French Ambassador to Sri Lanka Jean-Marin Schuh and German Ambassador Juergen Morhard will take part in the Cannonball run celebrated by Colombo’s 150-year-old Galle Face Hotel, on March 18. The Cannonball run is an annual tradition celebrated on the Galle Face Green, to commemorate the extraordinary incident of a cannonball misfired by a member of the British Artillery in 1845.

The 30-pound cannonball, misfired during a practice session around the southern ramparts of the Colombo Fort, came crashing through the roof of the now Galle Face Hotel, leaving a heavy dent on the drawing room floor and came to rest under a chair. The cannonball is at present preserved in the museum located in the South Wing of the hotel.

In memory of this “infamous incident” an annual run has been held over the years, starting off at the cannon on the Fort end of the Green and ending at the cannonball in the hotel. Members of the diplomatic community, over the years who have run have included the likes of the American Ambassador Robert O’ Blake and the British High Commissioner Peter Hayes (2008), Maldivian Ambassador Ali Hussein Didi and Russian Ambassador Vladimir P. Mikhaylov (2010), French Ambassador Christine Robichon and Norwegian Ambassador Hilde Haraldstad (2011), Canadian High Commissioner Bruce Levy and British High Commissioner John Rankin (2012) to name a few.

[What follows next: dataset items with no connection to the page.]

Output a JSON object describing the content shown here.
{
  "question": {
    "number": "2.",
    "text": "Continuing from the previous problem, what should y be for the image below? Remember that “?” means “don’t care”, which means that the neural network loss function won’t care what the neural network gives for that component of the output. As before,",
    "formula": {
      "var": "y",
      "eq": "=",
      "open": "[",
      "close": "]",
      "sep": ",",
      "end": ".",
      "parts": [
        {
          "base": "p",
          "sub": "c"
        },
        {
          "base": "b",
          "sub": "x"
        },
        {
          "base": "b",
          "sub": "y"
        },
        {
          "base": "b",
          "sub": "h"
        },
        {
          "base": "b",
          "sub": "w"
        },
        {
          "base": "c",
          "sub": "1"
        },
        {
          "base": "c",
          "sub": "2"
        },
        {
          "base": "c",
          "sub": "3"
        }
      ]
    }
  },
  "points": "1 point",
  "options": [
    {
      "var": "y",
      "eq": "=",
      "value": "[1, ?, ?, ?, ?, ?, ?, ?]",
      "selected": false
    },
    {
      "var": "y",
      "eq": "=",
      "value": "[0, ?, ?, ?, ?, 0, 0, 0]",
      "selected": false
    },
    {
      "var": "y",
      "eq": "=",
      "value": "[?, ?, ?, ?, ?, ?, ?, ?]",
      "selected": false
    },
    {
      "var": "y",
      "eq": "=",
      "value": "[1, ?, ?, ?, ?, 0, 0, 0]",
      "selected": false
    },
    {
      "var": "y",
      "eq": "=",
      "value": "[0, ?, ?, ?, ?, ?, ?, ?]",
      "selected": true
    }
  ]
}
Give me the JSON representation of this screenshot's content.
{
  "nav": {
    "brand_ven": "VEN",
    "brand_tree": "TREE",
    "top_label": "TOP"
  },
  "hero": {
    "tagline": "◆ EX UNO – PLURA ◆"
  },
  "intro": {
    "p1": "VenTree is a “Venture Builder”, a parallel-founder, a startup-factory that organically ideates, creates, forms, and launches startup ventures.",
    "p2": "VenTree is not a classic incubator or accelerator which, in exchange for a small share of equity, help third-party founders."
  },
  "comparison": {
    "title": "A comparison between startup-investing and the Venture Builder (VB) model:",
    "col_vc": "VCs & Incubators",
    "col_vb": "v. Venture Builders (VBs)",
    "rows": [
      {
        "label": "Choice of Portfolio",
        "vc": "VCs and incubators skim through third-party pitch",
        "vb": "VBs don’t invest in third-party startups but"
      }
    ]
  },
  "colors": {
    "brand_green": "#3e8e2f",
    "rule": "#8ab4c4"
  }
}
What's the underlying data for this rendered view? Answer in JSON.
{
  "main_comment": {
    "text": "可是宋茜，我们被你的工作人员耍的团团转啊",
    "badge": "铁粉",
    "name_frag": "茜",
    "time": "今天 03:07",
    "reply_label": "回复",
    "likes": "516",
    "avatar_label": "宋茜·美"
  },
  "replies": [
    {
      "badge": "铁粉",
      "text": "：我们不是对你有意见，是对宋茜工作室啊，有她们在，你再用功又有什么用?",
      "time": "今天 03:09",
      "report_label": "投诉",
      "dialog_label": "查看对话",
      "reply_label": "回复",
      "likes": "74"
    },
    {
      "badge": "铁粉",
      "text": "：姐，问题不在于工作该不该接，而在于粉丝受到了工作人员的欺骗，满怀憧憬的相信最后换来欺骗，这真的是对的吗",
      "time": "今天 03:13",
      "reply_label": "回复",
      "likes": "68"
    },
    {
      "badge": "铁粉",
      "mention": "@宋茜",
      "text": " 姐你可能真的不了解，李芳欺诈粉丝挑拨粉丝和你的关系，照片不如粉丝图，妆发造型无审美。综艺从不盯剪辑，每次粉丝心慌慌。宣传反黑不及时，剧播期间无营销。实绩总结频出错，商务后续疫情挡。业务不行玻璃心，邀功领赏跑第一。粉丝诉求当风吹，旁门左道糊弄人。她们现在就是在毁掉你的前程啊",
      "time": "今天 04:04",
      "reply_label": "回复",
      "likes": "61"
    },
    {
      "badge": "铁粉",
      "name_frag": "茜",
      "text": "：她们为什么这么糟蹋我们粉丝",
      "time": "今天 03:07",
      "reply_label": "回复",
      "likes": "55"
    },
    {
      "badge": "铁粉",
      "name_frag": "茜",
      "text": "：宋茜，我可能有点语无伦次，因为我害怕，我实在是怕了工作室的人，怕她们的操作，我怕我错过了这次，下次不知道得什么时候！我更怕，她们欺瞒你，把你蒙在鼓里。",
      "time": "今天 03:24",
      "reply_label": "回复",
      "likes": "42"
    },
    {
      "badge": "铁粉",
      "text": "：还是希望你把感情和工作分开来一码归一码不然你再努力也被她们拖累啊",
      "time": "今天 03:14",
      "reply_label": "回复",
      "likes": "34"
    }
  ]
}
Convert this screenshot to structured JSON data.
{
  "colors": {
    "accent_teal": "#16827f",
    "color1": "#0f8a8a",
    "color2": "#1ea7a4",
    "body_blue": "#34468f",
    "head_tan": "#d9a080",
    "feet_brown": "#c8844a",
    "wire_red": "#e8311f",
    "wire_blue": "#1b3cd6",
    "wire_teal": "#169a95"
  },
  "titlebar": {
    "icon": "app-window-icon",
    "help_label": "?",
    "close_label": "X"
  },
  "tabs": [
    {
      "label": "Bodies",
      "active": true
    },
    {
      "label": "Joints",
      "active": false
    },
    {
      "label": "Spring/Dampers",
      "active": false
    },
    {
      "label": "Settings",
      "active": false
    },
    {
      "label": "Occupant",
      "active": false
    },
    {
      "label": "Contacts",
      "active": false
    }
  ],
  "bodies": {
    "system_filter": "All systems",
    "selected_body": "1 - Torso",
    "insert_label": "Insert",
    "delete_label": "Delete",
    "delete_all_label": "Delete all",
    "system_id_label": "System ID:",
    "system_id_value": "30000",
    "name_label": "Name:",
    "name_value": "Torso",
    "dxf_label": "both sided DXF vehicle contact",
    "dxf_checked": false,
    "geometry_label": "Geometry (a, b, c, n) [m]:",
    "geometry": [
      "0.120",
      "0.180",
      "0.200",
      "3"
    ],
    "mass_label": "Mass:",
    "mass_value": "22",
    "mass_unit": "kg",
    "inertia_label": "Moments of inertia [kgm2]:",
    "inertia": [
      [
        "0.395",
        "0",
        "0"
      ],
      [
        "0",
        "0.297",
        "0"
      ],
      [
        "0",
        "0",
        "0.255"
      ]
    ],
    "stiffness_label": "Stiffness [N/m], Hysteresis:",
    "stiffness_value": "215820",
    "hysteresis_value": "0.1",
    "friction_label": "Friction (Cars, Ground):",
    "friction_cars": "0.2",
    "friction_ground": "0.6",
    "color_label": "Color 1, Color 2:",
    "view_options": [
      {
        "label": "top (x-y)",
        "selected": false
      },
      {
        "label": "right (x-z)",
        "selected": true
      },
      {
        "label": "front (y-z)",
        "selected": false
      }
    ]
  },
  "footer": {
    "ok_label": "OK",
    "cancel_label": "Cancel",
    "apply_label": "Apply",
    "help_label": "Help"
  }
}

Steve Bennett from the United Kingdom who was a guest at the hotel last year adds roots to this age old incident – Colonel Francis Seymour Douglas-Hamilton who was a Captain in the Royal Artillery stationed in Colombo in 1840 when the cannonball was fired, is incidentally a distant relation of his great-grandmother.“There is a famous family story about an ancestor who fired a cannon ball into a hotel in Ceylon, and they still keep the cannonball on display. It wasn’t until I researched my family history recently that I was able to put names and dates to this story,” he said. “It is wonderful to be able to still view the “incredible cannonball” and the mischief done at the hotel.”